Der Kiosk-Krise trotzt Marjai mit Anpassungsfähigkeit und kluger Planung. «Ich war auch als Hausfrau immer gut im Einkaufen», sagt sie. Das Angebot sei stets neu gestaltet, sie gehe spontan auf günstigere Waren ein. «So spare ich viel Geld», sagt sie. Eine andere wichtige Entscheidung war es, die Magazine aus den Regalen zu räumen. Marjai bietet nur noch Zeitungen an. «Die Magazine blieben liegen, das hat sich nicht mehr gelohnt», sagt sie.

Man kennt sich im Posito

Inzwischen ist Urs aus der Post zurück. Er kommt seit 14 Jahren praktisch täglich her. «Für mich ist es hier wie ein Zirkus ohne Eintritt», meint er. Man treffe stets neue Leute, habe gute Gespräche. Zudem sei der Preis für eine Tasse Kaffee gut und er könne hier stets die neuste Zeitung lesen.

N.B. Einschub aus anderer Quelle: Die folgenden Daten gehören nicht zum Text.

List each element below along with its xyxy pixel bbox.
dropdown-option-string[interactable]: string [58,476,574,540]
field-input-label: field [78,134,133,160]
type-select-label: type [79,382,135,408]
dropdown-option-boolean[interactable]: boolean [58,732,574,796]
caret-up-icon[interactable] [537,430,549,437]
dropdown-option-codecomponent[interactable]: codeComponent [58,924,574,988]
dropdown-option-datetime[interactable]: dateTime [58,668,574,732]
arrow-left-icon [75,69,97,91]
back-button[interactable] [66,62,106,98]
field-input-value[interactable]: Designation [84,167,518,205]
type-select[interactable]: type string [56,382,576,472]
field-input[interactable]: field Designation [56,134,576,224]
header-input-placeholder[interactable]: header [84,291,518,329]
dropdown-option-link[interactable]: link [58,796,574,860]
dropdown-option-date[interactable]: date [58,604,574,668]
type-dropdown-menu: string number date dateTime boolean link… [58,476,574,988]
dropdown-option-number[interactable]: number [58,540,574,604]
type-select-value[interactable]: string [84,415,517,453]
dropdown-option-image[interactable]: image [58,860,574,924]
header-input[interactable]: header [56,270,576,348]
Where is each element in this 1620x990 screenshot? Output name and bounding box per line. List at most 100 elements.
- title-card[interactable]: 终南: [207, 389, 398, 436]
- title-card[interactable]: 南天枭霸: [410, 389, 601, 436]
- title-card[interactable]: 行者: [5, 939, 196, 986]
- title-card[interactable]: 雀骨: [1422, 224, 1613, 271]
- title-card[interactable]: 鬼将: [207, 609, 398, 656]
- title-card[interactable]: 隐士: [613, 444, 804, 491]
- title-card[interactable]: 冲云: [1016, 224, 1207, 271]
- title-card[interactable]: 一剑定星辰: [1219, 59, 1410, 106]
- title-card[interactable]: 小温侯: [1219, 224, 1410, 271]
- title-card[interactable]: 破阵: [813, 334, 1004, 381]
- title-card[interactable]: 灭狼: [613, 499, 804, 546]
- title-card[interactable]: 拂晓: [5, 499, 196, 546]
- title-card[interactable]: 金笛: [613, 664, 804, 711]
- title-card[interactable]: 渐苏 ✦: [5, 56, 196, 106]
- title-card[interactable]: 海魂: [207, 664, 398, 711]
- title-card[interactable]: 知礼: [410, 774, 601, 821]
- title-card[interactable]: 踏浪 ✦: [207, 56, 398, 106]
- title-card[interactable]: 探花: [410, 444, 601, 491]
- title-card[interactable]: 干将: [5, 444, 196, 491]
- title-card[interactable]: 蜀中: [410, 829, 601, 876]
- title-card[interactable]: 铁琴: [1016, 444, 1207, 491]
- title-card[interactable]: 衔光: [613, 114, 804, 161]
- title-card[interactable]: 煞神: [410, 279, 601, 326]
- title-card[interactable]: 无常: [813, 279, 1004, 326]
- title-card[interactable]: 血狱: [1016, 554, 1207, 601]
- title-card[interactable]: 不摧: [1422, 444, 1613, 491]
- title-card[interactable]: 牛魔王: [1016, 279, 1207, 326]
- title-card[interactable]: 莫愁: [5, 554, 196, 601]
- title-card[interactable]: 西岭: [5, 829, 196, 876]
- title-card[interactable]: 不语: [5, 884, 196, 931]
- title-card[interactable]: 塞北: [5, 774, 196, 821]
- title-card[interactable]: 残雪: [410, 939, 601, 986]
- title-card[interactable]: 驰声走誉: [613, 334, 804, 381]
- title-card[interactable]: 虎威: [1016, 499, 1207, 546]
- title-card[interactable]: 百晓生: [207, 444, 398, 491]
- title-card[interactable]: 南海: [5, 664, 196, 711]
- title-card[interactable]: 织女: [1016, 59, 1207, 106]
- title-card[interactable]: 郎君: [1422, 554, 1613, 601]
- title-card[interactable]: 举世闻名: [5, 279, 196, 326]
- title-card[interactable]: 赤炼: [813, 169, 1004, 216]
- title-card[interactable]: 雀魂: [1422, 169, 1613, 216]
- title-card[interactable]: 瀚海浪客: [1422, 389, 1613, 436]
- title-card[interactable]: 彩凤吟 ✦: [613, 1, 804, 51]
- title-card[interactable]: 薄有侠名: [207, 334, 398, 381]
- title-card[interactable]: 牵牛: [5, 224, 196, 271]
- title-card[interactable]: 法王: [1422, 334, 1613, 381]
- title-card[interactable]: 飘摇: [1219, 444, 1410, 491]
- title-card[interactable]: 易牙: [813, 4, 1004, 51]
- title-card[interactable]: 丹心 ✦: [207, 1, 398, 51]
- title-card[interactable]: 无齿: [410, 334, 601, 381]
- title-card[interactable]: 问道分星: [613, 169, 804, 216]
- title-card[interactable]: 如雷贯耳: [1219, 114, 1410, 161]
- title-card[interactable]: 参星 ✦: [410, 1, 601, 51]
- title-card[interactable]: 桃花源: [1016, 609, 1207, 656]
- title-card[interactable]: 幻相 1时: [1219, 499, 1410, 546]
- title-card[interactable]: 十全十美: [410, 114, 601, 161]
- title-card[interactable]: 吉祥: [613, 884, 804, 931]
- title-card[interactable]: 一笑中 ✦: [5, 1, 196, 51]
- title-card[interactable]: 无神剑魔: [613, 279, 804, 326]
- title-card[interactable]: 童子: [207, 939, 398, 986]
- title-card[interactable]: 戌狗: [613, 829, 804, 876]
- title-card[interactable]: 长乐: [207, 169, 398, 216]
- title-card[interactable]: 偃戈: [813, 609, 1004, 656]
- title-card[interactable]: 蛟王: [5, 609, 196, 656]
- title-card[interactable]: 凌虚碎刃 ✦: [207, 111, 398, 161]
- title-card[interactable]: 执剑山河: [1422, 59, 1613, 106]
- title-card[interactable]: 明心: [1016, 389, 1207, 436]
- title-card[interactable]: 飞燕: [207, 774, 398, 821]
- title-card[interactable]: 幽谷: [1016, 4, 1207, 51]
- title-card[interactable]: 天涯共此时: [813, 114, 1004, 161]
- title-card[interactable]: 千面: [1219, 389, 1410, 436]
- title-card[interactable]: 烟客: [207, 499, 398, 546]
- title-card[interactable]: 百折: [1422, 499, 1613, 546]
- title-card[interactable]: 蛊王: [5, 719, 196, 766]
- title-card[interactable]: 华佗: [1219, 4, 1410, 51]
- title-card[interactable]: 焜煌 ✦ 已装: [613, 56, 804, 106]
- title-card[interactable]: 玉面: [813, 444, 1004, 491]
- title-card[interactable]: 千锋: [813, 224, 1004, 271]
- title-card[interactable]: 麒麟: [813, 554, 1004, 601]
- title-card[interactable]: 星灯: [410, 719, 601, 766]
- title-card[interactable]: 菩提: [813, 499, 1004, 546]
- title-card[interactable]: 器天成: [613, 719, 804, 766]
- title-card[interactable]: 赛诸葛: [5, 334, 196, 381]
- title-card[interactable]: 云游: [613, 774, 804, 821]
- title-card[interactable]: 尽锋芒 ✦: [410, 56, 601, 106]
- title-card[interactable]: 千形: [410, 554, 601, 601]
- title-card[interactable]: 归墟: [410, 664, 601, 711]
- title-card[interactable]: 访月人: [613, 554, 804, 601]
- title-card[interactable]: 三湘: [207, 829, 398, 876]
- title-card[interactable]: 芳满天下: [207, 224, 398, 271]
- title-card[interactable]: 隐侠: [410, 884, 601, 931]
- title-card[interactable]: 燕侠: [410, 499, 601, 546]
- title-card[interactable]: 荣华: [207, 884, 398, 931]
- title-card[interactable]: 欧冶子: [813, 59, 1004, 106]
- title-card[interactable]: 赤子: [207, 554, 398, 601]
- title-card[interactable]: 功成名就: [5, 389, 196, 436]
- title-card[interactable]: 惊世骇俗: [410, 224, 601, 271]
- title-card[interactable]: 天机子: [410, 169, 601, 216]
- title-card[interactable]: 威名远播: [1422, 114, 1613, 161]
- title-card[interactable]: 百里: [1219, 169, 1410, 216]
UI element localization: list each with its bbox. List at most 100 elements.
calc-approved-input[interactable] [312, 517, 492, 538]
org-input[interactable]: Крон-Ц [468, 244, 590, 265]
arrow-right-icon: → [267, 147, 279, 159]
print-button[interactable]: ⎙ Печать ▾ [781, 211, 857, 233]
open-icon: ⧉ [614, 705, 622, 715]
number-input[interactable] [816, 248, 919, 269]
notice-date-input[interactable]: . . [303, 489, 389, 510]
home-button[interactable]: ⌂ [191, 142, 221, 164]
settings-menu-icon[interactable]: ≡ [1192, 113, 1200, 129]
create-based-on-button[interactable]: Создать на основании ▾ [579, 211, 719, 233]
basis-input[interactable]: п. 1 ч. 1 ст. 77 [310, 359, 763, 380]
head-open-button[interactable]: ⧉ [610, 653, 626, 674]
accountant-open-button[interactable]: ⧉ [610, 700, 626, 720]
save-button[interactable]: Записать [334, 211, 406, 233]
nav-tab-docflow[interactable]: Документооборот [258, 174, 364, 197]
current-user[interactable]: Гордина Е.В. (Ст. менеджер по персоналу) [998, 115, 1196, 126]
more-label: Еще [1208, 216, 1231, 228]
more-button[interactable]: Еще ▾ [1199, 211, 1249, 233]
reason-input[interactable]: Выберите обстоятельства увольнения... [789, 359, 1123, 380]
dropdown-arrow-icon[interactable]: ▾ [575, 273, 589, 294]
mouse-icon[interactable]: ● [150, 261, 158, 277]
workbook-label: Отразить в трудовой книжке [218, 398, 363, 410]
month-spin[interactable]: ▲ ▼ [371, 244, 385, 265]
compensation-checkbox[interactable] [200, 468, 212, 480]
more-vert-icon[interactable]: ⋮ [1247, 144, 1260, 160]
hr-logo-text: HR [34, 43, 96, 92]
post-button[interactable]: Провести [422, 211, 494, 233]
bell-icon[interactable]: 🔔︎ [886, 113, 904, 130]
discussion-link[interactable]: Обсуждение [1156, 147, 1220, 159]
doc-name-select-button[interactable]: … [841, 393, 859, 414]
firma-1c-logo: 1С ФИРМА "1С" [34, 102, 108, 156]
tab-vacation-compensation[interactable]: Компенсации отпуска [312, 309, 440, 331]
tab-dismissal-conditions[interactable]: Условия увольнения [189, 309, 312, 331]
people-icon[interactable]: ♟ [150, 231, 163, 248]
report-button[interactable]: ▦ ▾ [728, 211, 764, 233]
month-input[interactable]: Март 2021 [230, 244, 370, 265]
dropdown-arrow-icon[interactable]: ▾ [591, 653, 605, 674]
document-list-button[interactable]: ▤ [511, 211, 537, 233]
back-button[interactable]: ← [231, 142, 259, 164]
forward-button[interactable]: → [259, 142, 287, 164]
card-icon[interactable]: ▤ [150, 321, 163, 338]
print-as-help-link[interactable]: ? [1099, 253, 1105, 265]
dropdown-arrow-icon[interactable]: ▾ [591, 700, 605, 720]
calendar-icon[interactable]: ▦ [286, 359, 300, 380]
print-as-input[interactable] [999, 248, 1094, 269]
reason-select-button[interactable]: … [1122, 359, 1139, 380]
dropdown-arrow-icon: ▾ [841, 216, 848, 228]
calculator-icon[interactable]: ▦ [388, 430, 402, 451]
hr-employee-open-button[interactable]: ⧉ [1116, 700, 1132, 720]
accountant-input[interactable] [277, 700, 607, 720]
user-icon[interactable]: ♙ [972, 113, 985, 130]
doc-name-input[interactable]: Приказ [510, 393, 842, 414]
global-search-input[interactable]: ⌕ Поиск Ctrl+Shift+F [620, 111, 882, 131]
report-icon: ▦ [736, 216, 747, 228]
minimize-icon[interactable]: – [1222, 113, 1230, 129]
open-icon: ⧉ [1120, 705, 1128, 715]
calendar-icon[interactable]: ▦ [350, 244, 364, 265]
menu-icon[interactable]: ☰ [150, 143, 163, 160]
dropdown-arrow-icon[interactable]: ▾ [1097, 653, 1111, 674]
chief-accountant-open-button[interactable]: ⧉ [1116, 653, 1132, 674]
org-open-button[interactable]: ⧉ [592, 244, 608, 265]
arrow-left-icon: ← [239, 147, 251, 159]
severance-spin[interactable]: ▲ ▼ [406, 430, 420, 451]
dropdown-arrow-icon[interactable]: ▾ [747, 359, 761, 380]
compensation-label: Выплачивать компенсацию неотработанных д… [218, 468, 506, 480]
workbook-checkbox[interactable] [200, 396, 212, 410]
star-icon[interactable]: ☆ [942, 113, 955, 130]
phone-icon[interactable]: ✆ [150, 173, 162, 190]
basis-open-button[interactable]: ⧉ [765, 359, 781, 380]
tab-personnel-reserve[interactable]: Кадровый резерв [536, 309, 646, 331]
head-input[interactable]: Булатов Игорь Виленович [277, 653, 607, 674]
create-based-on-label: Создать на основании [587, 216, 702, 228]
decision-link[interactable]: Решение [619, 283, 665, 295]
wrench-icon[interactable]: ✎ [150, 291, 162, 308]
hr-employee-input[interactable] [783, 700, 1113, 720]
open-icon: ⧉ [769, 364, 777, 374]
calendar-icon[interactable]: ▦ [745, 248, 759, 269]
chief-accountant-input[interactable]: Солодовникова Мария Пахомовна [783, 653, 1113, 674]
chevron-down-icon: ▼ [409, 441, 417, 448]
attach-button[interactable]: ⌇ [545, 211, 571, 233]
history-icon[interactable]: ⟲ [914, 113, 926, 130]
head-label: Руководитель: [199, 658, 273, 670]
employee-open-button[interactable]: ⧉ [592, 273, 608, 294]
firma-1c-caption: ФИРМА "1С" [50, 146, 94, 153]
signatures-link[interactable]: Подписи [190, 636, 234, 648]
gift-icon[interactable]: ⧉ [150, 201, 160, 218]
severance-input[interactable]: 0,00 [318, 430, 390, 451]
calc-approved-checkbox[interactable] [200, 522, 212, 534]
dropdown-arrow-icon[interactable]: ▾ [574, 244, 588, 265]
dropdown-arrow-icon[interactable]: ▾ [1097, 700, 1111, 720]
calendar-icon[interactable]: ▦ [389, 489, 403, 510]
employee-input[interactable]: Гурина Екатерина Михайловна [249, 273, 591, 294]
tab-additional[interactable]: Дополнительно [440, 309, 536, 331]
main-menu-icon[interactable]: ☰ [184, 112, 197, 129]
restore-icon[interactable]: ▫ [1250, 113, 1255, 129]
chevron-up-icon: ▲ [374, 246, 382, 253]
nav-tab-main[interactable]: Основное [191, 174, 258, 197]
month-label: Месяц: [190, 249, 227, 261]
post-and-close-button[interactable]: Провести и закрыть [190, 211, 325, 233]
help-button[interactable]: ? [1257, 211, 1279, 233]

Mit Lotto und Kaffee macht die Inhaberin den grössten Teil des Umsatzes.

Mit Lotto und Kaffee macht die Inhaberin den grössten Teil des Umsatzes.

(Bild: pze)

Tatsächlich, im Kiosk scheint man sich gegenseitig zu kennen. Als ein Kunde den Laden betritt, wird er von einem Gast erspäht. Dieser ruft ihm lachend zu: «Hast du Inter gesehen? Wieder verloren, die Dummköpfe!» Der sichtlich zerknirschte Angesprochene murmelt etwas Unverständliches und schnappt sich eine Zeitung.

Seine Miene erhellt sich wieder, als Annamaria Marjai ihm seinen Kaffee bringt. Sie hält einen kurzen Schwatz mit dem Herrn, danach ist er wieder deutlich besser gelaunt.

Himmelrich-Siedlung als Chance

Die Schiebetür öffnet sich, der Baulärm der Himmelrich-Baustelle schwillt an und klingt wieder ab, als die Türe sich langsam wieder schliesst. Marjai sagt: «Momentan kommen viele Bauarbeiter her und holen sich ihr Mittagessen bei mir.» Die Sandwiches bereitet sie frisch und auf Wunsch zu. Das werde geschätzt.

«Künftig werden hier 300 Wohnungen entstehen. Das sind für mich wieder wichtige neue Kunden», freut sie sich. Mit ihrem Posito-Kiosk bleibt sie auch weiterhin der Bundesstrasse erhalten – als stets offener, kleiner Treffpunkt, mitten in der Neustadt.